Soaking Up The Fall Beauty And Reveling In Joy Of The Red Sox

 

What a glorious week it has been! With each passing day, the sky has become bluer, the clouds have been fewer, and the colors have become brighter. The humidity is low. On top of that, the temp has been in the high-sixties to the mid-seventies during the day. I usually pick the picture for the header of Friday’s letter by Monday or Tuesday at the latest. Settling on the picture on Monday gives my son who crops the picture, adds the lettering, and does anything else that needs to be “fixed” plenty of time to provide me the favor of his technical expertise as a graphic artist. 

 

When I set out on my bicycle on Monday morning the sky was still overcast but I was eager to see the view from one of my favorite lookouts. Morgan Hill Road is one of those long country roads that ends at a trailhead near the top of a mountain. Near the top of the road, there are several large homes that were obviously sited for their views of Pleasant Lake and Mount Kearsarge. My favorite lookout is from a dip in the road just before its final climb to those lookout homes. Across the road from my lookout is a red antique farmhouse that is surrounded by a few old cars, stone walls, and huge maple trees. The road to the lookout passes a couple of old farms with barns and fields. About a third of the way “the hard road turns to clay.” That is always a good sign that something interesting lies ahead. 

 

When I arrived at my destination I realized that the scene was a little shy of perfect, but it was “good enough.” The colors were not quite “peak” and the sky was still a little overcast, but there was the promise that things would be looking up. I decided that even though the scene was not picture perfect, I would send it to my son for his magic touch.

 

Out of curiosity, I traveled back to the site on Wednesday, but it was still not peak. The sun was brighter, the sky was clearer, but I decided that I liked the effect of the overcast sky in the header from Monday’s picture that my son had prepared. If I am lucky, I will be there on the day when the colors are peak, probably sometime next week. I hope that when the colors peak, the sun will be out, and the sky will be very high. If I get that perfect picture, you can be sure that I will share it with you.

 

Speaking of sharing pictures, my neighbor from across the road who walks as much as I do just shared a great picture with me. I frequently walk with her or her husband. She had some unexpected excitement this week when she encountered a mother bear and her cubs. The meeting occurred less than a quarter-mile from my front door on one of my favorite routes, Burpee Hill Road. This scenic byway runs through some open fields that are closely bordered by woods. At its peak, there are open fields with cattle and a gorgeous panorama of Lake Sunapee at the foot of Mount Sunapee.

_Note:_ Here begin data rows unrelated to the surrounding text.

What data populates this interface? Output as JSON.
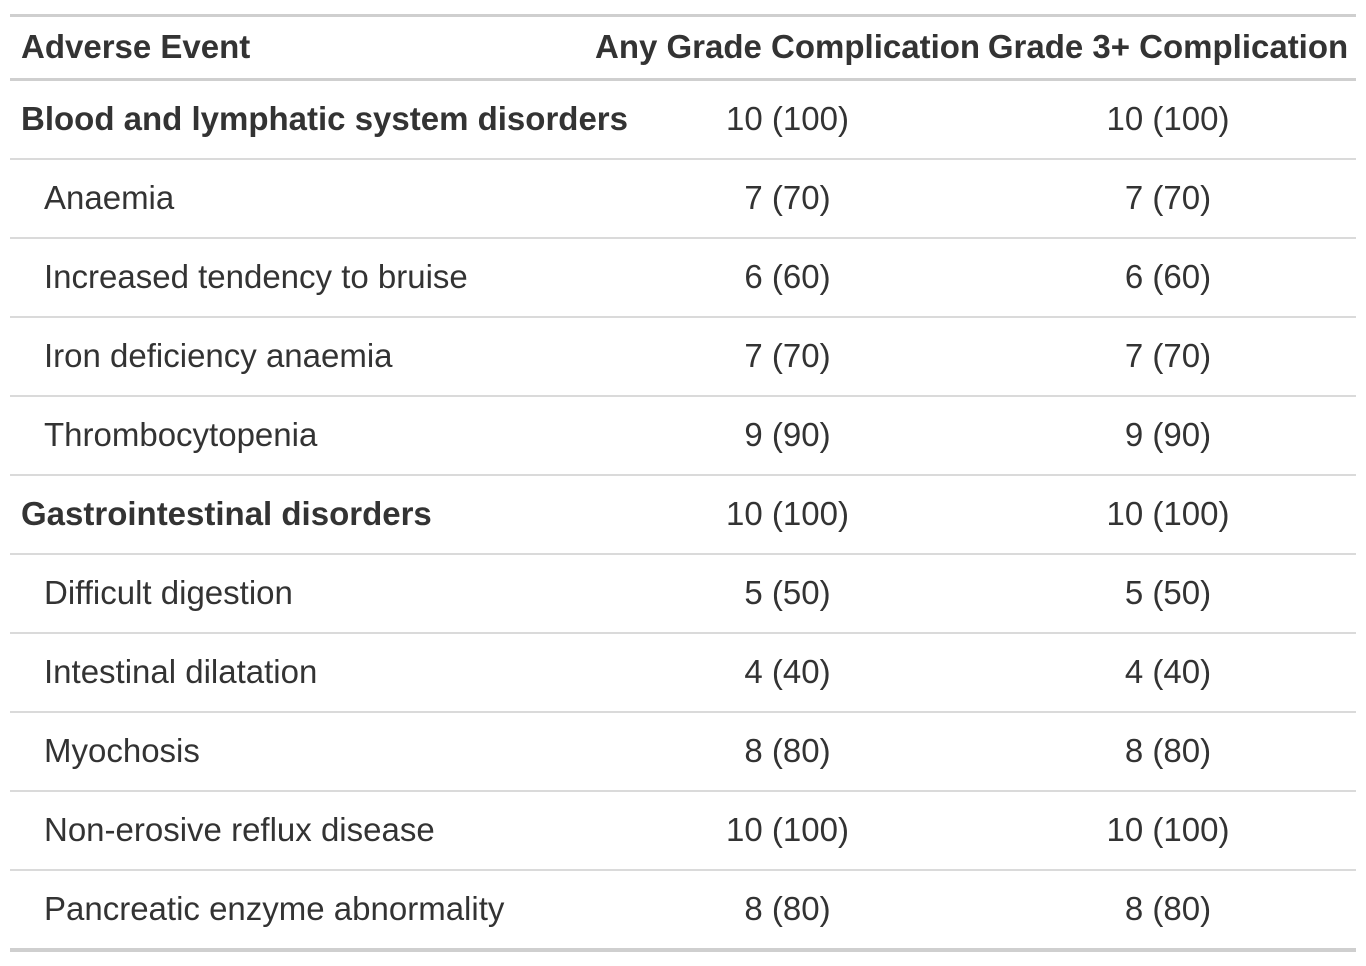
{
  "table": {
    "columns": {
      "event": "Adverse Event",
      "any_grade": "Any Grade Complication",
      "grade3plus": "Grade 3+ Complication"
    },
    "rows": [
      {
        "label": "Blood and lymphatic system disorders",
        "level": "group",
        "any_grade": "10 (100)",
        "grade3plus": "10 (100)"
      },
      {
        "label": "Anaemia",
        "level": "item",
        "any_grade": "7 (70)",
        "grade3plus": "7 (70)"
      },
      {
        "label": "Increased tendency to bruise",
        "level": "item",
        "any_grade": "6 (60)",
        "grade3plus": "6 (60)"
      },
      {
        "label": "Iron deficiency anaemia",
        "level": "item",
        "any_grade": "7 (70)",
        "grade3plus": "7 (70)"
      },
      {
        "label": "Thrombocytopenia",
        "level": "item",
        "any_grade": "9 (90)",
        "grade3plus": "9 (90)"
      },
      {
        "label": "Gastrointestinal disorders",
        "level": "group",
        "any_grade": "10 (100)",
        "grade3plus": "10 (100)"
      },
      {
        "label": "Difficult digestion",
        "level": "item",
        "any_grade": "5 (50)",
        "grade3plus": "5 (50)"
      },
      {
        "label": "Intestinal dilatation",
        "level": "item",
        "any_grade": "4 (40)",
        "grade3plus": "4 (40)"
      },
      {
        "label": "Myochosis",
        "level": "item",
        "any_grade": "8 (80)",
        "grade3plus": "8 (80)"
      },
      {
        "label": "Non-erosive reflux disease",
        "level": "item",
        "any_grade": "10 (100)",
        "grade3plus": "10 (100)"
      },
      {
        "label": "Pancreatic enzyme abnormality",
        "level": "item",
        "any_grade": "8 (80)",
        "grade3plus": "8 (80)"
      }
    ]
  },
  "colors": {
    "text": "#333333",
    "border_strong": "#cfcfcf",
    "border_light": "#dadada",
    "background": "#ffffff"
  }
}
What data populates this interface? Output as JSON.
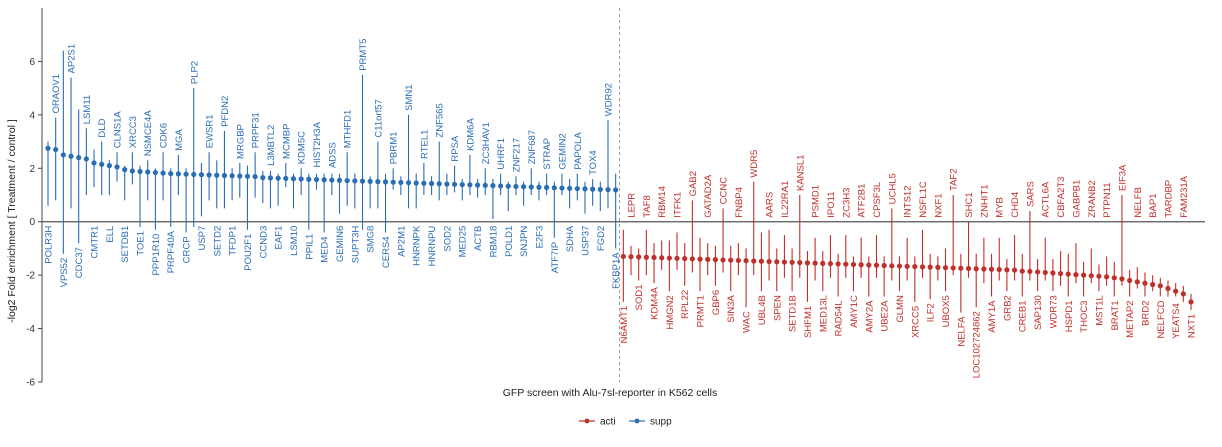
{
  "chart_data": {
    "type": "scatter",
    "xlabel": "GFP screen with Alu-7sl-reporter in K562 cells",
    "ylabel": "-log2 Fold enrichment [ Treatment / control ]",
    "ylim": [
      -6,
      8
    ],
    "yticks": [
      -6,
      -4,
      -2,
      0,
      2,
      4,
      6
    ],
    "grid": false,
    "legend_position": "bottom-center",
    "colors": {
      "acti": "#c0302b",
      "supp": "#2a6db5",
      "zero_line": "#555555",
      "divider": "#999999"
    },
    "series": [
      {
        "name": "supp",
        "points": [
          {
            "label": "POLR3H",
            "y": 2.75,
            "lo": 0.6,
            "hi": 3.0
          },
          {
            "label": "ORAOV1",
            "y": 2.7,
            "lo": 0.8,
            "hi": 3.9
          },
          {
            "label": "VPS52",
            "y": 2.5,
            "lo": -1.2,
            "hi": 6.4
          },
          {
            "label": "AP2S1",
            "y": 2.45,
            "lo": 0.5,
            "hi": 5.4
          },
          {
            "label": "CDC37",
            "y": 2.4,
            "lo": -0.8,
            "hi": 4.2
          },
          {
            "label": "LSM11",
            "y": 2.35,
            "lo": 1.0,
            "hi": 3.5
          },
          {
            "label": "CMTR1",
            "y": 2.2,
            "lo": 1.3,
            "hi": 2.7
          },
          {
            "label": "DLD",
            "y": 2.15,
            "lo": 1.0,
            "hi": 3.0
          },
          {
            "label": "ELL",
            "y": 2.1,
            "lo": 1.0,
            "hi": 2.3
          },
          {
            "label": "CLNS1A",
            "y": 2.05,
            "lo": 1.5,
            "hi": 2.6
          },
          {
            "label": "SETDB1",
            "y": 1.95,
            "lo": 0.8,
            "hi": 2.1
          },
          {
            "label": "XRCC3",
            "y": 1.9,
            "lo": 1.4,
            "hi": 2.6
          },
          {
            "label": "TOE1",
            "y": 1.88,
            "lo": -0.2,
            "hi": 2.1
          },
          {
            "label": "NSMCE4A",
            "y": 1.86,
            "lo": 0.8,
            "hi": 2.3
          },
          {
            "label": "PPP1R10",
            "y": 1.84,
            "lo": -0.3,
            "hi": 2.0
          },
          {
            "label": "CDK6",
            "y": 1.82,
            "lo": 0.8,
            "hi": 2.6
          },
          {
            "label": "PRPF40A",
            "y": 1.8,
            "lo": -0.2,
            "hi": 2.0
          },
          {
            "label": "MGA",
            "y": 1.79,
            "lo": 1.0,
            "hi": 2.5
          },
          {
            "label": "CRCP",
            "y": 1.78,
            "lo": -0.4,
            "hi": 2.0
          },
          {
            "label": "PLP2",
            "y": 1.77,
            "lo": -0.2,
            "hi": 5.0
          },
          {
            "label": "USP7",
            "y": 1.76,
            "lo": 0.2,
            "hi": 2.2
          },
          {
            "label": "EWSR1",
            "y": 1.75,
            "lo": 0.8,
            "hi": 2.6
          },
          {
            "label": "SETD2",
            "y": 1.74,
            "lo": 0.5,
            "hi": 2.3
          },
          {
            "label": "PFDN2",
            "y": 1.73,
            "lo": 0.5,
            "hi": 3.4
          },
          {
            "label": "TFDP1",
            "y": 1.72,
            "lo": 0.8,
            "hi": 2.0
          },
          {
            "label": "MRGBP",
            "y": 1.71,
            "lo": 0.9,
            "hi": 2.2
          },
          {
            "label": "POU2F1",
            "y": 1.7,
            "lo": -0.3,
            "hi": 2.1
          },
          {
            "label": "PRPF31",
            "y": 1.69,
            "lo": 0.9,
            "hi": 2.6
          },
          {
            "label": "CCND3",
            "y": 1.65,
            "lo": 0.7,
            "hi": 1.9
          },
          {
            "label": "L3MBTL2",
            "y": 1.64,
            "lo": 0.5,
            "hi": 1.9
          },
          {
            "label": "EAF1",
            "y": 1.63,
            "lo": 0.6,
            "hi": 1.8
          },
          {
            "label": "MCMBP",
            "y": 1.62,
            "lo": 1.3,
            "hi": 2.2
          },
          {
            "label": "LSM10",
            "y": 1.61,
            "lo": 0.5,
            "hi": 1.8
          },
          {
            "label": "KDM5C",
            "y": 1.6,
            "lo": 1.0,
            "hi": 2.0
          },
          {
            "label": "PPIL1",
            "y": 1.59,
            "lo": -0.3,
            "hi": 1.8
          },
          {
            "label": "HIST2H3A",
            "y": 1.58,
            "lo": 1.2,
            "hi": 1.8
          },
          {
            "label": "MED4",
            "y": 1.57,
            "lo": -0.4,
            "hi": 1.8
          },
          {
            "label": "ADSS",
            "y": 1.56,
            "lo": 1.0,
            "hi": 1.8
          },
          {
            "label": "GEMIN6",
            "y": 1.55,
            "lo": 0.3,
            "hi": 1.8
          },
          {
            "label": "MTHFD1",
            "y": 1.54,
            "lo": 0.6,
            "hi": 2.6
          },
          {
            "label": "SUPT3H",
            "y": 1.53,
            "lo": 0.5,
            "hi": 1.8
          },
          {
            "label": "PRMT5",
            "y": 1.52,
            "lo": -0.3,
            "hi": 5.5
          },
          {
            "label": "SMG8",
            "y": 1.51,
            "lo": 0.5,
            "hi": 1.7
          },
          {
            "label": "C11orf57",
            "y": 1.5,
            "lo": 0.5,
            "hi": 3.0
          },
          {
            "label": "CERS4",
            "y": 1.49,
            "lo": -0.4,
            "hi": 1.8
          },
          {
            "label": "PBRM1",
            "y": 1.48,
            "lo": 1.2,
            "hi": 2.0
          },
          {
            "label": "AP2M1",
            "y": 1.47,
            "lo": 1.0,
            "hi": 1.7
          },
          {
            "label": "SMN1",
            "y": 1.46,
            "lo": 0.5,
            "hi": 4.0
          },
          {
            "label": "HNRNPK",
            "y": 1.45,
            "lo": 0.5,
            "hi": 1.8
          },
          {
            "label": "RTEL1",
            "y": 1.44,
            "lo": 1.0,
            "hi": 2.2
          },
          {
            "label": "HNRNPU",
            "y": 1.43,
            "lo": 1.0,
            "hi": 1.7
          },
          {
            "label": "ZNF565",
            "y": 1.42,
            "lo": 0.8,
            "hi": 3.0
          },
          {
            "label": "SOD2",
            "y": 1.41,
            "lo": 1.0,
            "hi": 1.8
          },
          {
            "label": "RPSA",
            "y": 1.4,
            "lo": 1.1,
            "hi": 2.1
          },
          {
            "label": "MED25",
            "y": 1.39,
            "lo": 0.8,
            "hi": 1.6
          },
          {
            "label": "KDM6A",
            "y": 1.38,
            "lo": 1.0,
            "hi": 2.5
          },
          {
            "label": "ACTB",
            "y": 1.37,
            "lo": 0.9,
            "hi": 1.6
          },
          {
            "label": "ZC3HAV1",
            "y": 1.36,
            "lo": 1.0,
            "hi": 2.0
          },
          {
            "label": "RBM18",
            "y": 1.35,
            "lo": 0.1,
            "hi": 1.6
          },
          {
            "label": "UHRF1",
            "y": 1.34,
            "lo": 1.0,
            "hi": 1.8
          },
          {
            "label": "POLD1",
            "y": 1.33,
            "lo": 0.4,
            "hi": 1.5
          },
          {
            "label": "ZNF217",
            "y": 1.32,
            "lo": 1.0,
            "hi": 1.7
          },
          {
            "label": "SNJPN",
            "y": 1.31,
            "lo": 0.6,
            "hi": 1.5
          },
          {
            "label": "ZNF687",
            "y": 1.3,
            "lo": 1.0,
            "hi": 2.0
          },
          {
            "label": "E2F3",
            "y": 1.29,
            "lo": 0.8,
            "hi": 1.5
          },
          {
            "label": "STRAP",
            "y": 1.28,
            "lo": 1.0,
            "hi": 1.8
          },
          {
            "label": "ATF7IP",
            "y": 1.27,
            "lo": -0.6,
            "hi": 1.5
          },
          {
            "label": "GEMIN2",
            "y": 1.26,
            "lo": 1.0,
            "hi": 1.8
          },
          {
            "label": "SDHA",
            "y": 1.25,
            "lo": 0.5,
            "hi": 1.6
          },
          {
            "label": "PAPOLA",
            "y": 1.24,
            "lo": 0.8,
            "hi": 1.8
          },
          {
            "label": "USP37",
            "y": 1.23,
            "lo": 0.3,
            "hi": 1.5
          },
          {
            "label": "TOX4",
            "y": 1.22,
            "lo": 0.6,
            "hi": 1.6
          },
          {
            "label": "FGD2",
            "y": 1.21,
            "lo": 0.4,
            "hi": 1.5
          },
          {
            "label": "WDR92",
            "y": 1.2,
            "lo": 0.5,
            "hi": 3.8
          },
          {
            "label": "FKBP1A",
            "y": 1.19,
            "lo": -1.0,
            "hi": 1.8
          }
        ]
      },
      {
        "name": "acti",
        "points": [
          {
            "label": "N6AMT1",
            "y": -1.3,
            "lo": -3.0,
            "hi": -0.3
          },
          {
            "label": "LEPR",
            "y": -1.31,
            "lo": -2.0,
            "hi": -0.9
          },
          {
            "label": "SOD1",
            "y": -1.32,
            "lo": -2.2,
            "hi": -1.0
          },
          {
            "label": "TAF8",
            "y": -1.33,
            "lo": -2.0,
            "hi": -0.3
          },
          {
            "label": "KDM4A",
            "y": -1.34,
            "lo": -2.3,
            "hi": -0.8
          },
          {
            "label": "RBM14",
            "y": -1.35,
            "lo": -1.8,
            "hi": -0.7
          },
          {
            "label": "HMGN2",
            "y": -1.36,
            "lo": -2.6,
            "hi": -0.7
          },
          {
            "label": "ITFK1",
            "y": -1.37,
            "lo": -1.8,
            "hi": -0.4
          },
          {
            "label": "RPL22",
            "y": -1.38,
            "lo": -2.4,
            "hi": -0.8
          },
          {
            "label": "GAB2",
            "y": -1.39,
            "lo": -1.9,
            "hi": 0.8
          },
          {
            "label": "PRMT1",
            "y": -1.4,
            "lo": -2.6,
            "hi": -0.6
          },
          {
            "label": "GATAD2A",
            "y": -1.41,
            "lo": -2.0,
            "hi": -0.8
          },
          {
            "label": "GBP6",
            "y": -1.42,
            "lo": -2.4,
            "hi": -0.9
          },
          {
            "label": "CCNC",
            "y": -1.43,
            "lo": -1.9,
            "hi": 0.5
          },
          {
            "label": "SIN3A",
            "y": -1.44,
            "lo": -2.6,
            "hi": -0.9
          },
          {
            "label": "FNBP4",
            "y": -1.45,
            "lo": -2.0,
            "hi": -0.8
          },
          {
            "label": "WAC",
            "y": -1.46,
            "lo": -3.2,
            "hi": -1.0
          },
          {
            "label": "WDR5",
            "y": -1.47,
            "lo": -2.0,
            "hi": 1.5
          },
          {
            "label": "UBL4B",
            "y": -1.48,
            "lo": -2.6,
            "hi": -0.4
          },
          {
            "label": "AARS",
            "y": -1.49,
            "lo": -2.2,
            "hi": -0.3
          },
          {
            "label": "SPEN",
            "y": -1.5,
            "lo": -2.6,
            "hi": -1.0
          },
          {
            "label": "IL22RA1",
            "y": -1.51,
            "lo": -2.1,
            "hi": -0.5
          },
          {
            "label": "SETD1B",
            "y": -1.52,
            "lo": -2.6,
            "hi": -1.0
          },
          {
            "label": "KANSL1",
            "y": -1.53,
            "lo": -2.1,
            "hi": 1.0
          },
          {
            "label": "SHFM1",
            "y": -1.54,
            "lo": -3.0,
            "hi": -1.1
          },
          {
            "label": "PSMD1",
            "y": -1.55,
            "lo": -2.2,
            "hi": -0.6
          },
          {
            "label": "MED13L",
            "y": -1.56,
            "lo": -2.6,
            "hi": -1.1
          },
          {
            "label": "IPO11",
            "y": -1.57,
            "lo": -2.1,
            "hi": -0.5
          },
          {
            "label": "RAD54L",
            "y": -1.58,
            "lo": -2.8,
            "hi": -1.2
          },
          {
            "label": "ZC3H3",
            "y": -1.59,
            "lo": -2.1,
            "hi": -0.5
          },
          {
            "label": "AMY1C",
            "y": -1.6,
            "lo": -2.6,
            "hi": -1.3
          },
          {
            "label": "ATF2B1",
            "y": -1.61,
            "lo": -2.1,
            "hi": -0.6
          },
          {
            "label": "AMY2A",
            "y": -1.62,
            "lo": -2.8,
            "hi": -1.3
          },
          {
            "label": "CPSF3L",
            "y": -1.63,
            "lo": -2.1,
            "hi": -0.5
          },
          {
            "label": "UBE2A",
            "y": -1.64,
            "lo": -2.8,
            "hi": -1.3
          },
          {
            "label": "UCHL5",
            "y": -1.65,
            "lo": -2.2,
            "hi": 0.5
          },
          {
            "label": "GLMN",
            "y": -1.66,
            "lo": -2.6,
            "hi": -1.3
          },
          {
            "label": "INTS12",
            "y": -1.67,
            "lo": -2.2,
            "hi": -0.6
          },
          {
            "label": "XRCC5",
            "y": -1.68,
            "lo": -3.0,
            "hi": -1.3
          },
          {
            "label": "NSFL1C",
            "y": -1.69,
            "lo": -2.1,
            "hi": -0.3
          },
          {
            "label": "ILF2",
            "y": -1.7,
            "lo": -2.9,
            "hi": -1.2
          },
          {
            "label": "NXF1",
            "y": -1.71,
            "lo": -2.2,
            "hi": -1.3
          },
          {
            "label": "UBOX5",
            "y": -1.72,
            "lo": -2.6,
            "hi": -1.0
          },
          {
            "label": "TAF2",
            "y": -1.73,
            "lo": -2.0,
            "hi": 1.0
          },
          {
            "label": "NELFA",
            "y": -1.74,
            "lo": -3.4,
            "hi": -1.2
          },
          {
            "label": "SHC1",
            "y": -1.75,
            "lo": -2.1,
            "hi": 0.0
          },
          {
            "label": "LOC102724862",
            "y": -1.76,
            "lo": -3.2,
            "hi": -1.2
          },
          {
            "label": "ZNHIT1",
            "y": -1.77,
            "lo": -2.3,
            "hi": -0.6
          },
          {
            "label": "AMY1A",
            "y": -1.78,
            "lo": -2.8,
            "hi": -1.2
          },
          {
            "label": "MYB",
            "y": -1.79,
            "lo": -2.2,
            "hi": -0.6
          },
          {
            "label": "GRB2",
            "y": -1.8,
            "lo": -2.6,
            "hi": -1.4
          },
          {
            "label": "CHD4",
            "y": -1.81,
            "lo": -2.2,
            "hi": -0.5
          },
          {
            "label": "CREB1",
            "y": -1.85,
            "lo": -2.8,
            "hi": -1.2
          },
          {
            "label": "SARS",
            "y": -1.86,
            "lo": -2.2,
            "hi": 0.4
          },
          {
            "label": "SAP130",
            "y": -1.88,
            "lo": -2.6,
            "hi": -1.4
          },
          {
            "label": "ACTL6A",
            "y": -1.9,
            "lo": -2.2,
            "hi": -0.6
          },
          {
            "label": "WDR73",
            "y": -1.92,
            "lo": -2.6,
            "hi": -1.4
          },
          {
            "label": "CBFA2T3",
            "y": -1.94,
            "lo": -2.4,
            "hi": -1.1
          },
          {
            "label": "HSPD1",
            "y": -1.96,
            "lo": -2.8,
            "hi": -1.2
          },
          {
            "label": "GABPB1",
            "y": -1.98,
            "lo": -2.3,
            "hi": -0.8
          },
          {
            "label": "THOC3",
            "y": -2.0,
            "lo": -2.8,
            "hi": -1.5
          },
          {
            "label": "ZRANB2",
            "y": -2.02,
            "lo": -2.3,
            "hi": -1.0
          },
          {
            "label": "MST1L",
            "y": -2.04,
            "lo": -2.6,
            "hi": -1.6
          },
          {
            "label": "PTPN11",
            "y": -2.06,
            "lo": -2.4,
            "hi": -1.3
          },
          {
            "label": "BRAT1",
            "y": -2.1,
            "lo": -2.8,
            "hi": -1.5
          },
          {
            "label": "EIF3A",
            "y": -2.14,
            "lo": -2.4,
            "hi": 1.0
          },
          {
            "label": "METAP2",
            "y": -2.2,
            "lo": -2.8,
            "hi": -1.8
          },
          {
            "label": "NELFB",
            "y": -2.25,
            "lo": -2.5,
            "hi": -1.7
          },
          {
            "label": "BRD2",
            "y": -2.3,
            "lo": -2.8,
            "hi": -1.9
          },
          {
            "label": "BAP1",
            "y": -2.35,
            "lo": -2.6,
            "hi": -2.0
          },
          {
            "label": "NELFCD",
            "y": -2.4,
            "lo": -2.8,
            "hi": -2.1
          },
          {
            "label": "TARDBP",
            "y": -2.5,
            "lo": -2.8,
            "hi": -2.2
          },
          {
            "label": "YEATS4",
            "y": -2.6,
            "lo": -2.8,
            "hi": -2.3
          },
          {
            "label": "FAM231A",
            "y": -2.7,
            "lo": -3.0,
            "hi": -2.4
          },
          {
            "label": "NXT1",
            "y": -3.0,
            "lo": -3.3,
            "hi": -2.7
          }
        ]
      }
    ]
  }
}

On a clear day, you can also see Croyden Peak, Grantham Mountian, and all the way to the mountains in Vermont. I frequently see turkeys in the open fields. The bears had come out of the woods and were near the road when my neighbor first saw them. Mother bear stood up straight to warn my neighbor not to cross her path, and then she casually shepherded her cubs across the road and into the woods on the other side.

 

 

I am jealous because I have only seen one bear this summer. At the time I was on my bicycle so that I did not get a picture. I have had no bears in my yard this summer since I took down the bird feeders which were also squirrel and bear feeders. I do miss seeing the yellow finches and all the chickadees.

 

The pressure will be on the Red Sox this weekend in Houston. I always dream big. A sweep in Houston would mean they could rap up their bid to the World Series in Boston early next week. That would be nice! Between the color, the Sox, and a weekend in Maine watching my granddaughter and her Bowdoin volleyball teammates play Amherst and Middlebury, I am sure that I will be having a very full weekend. I hope that will be true for you as well.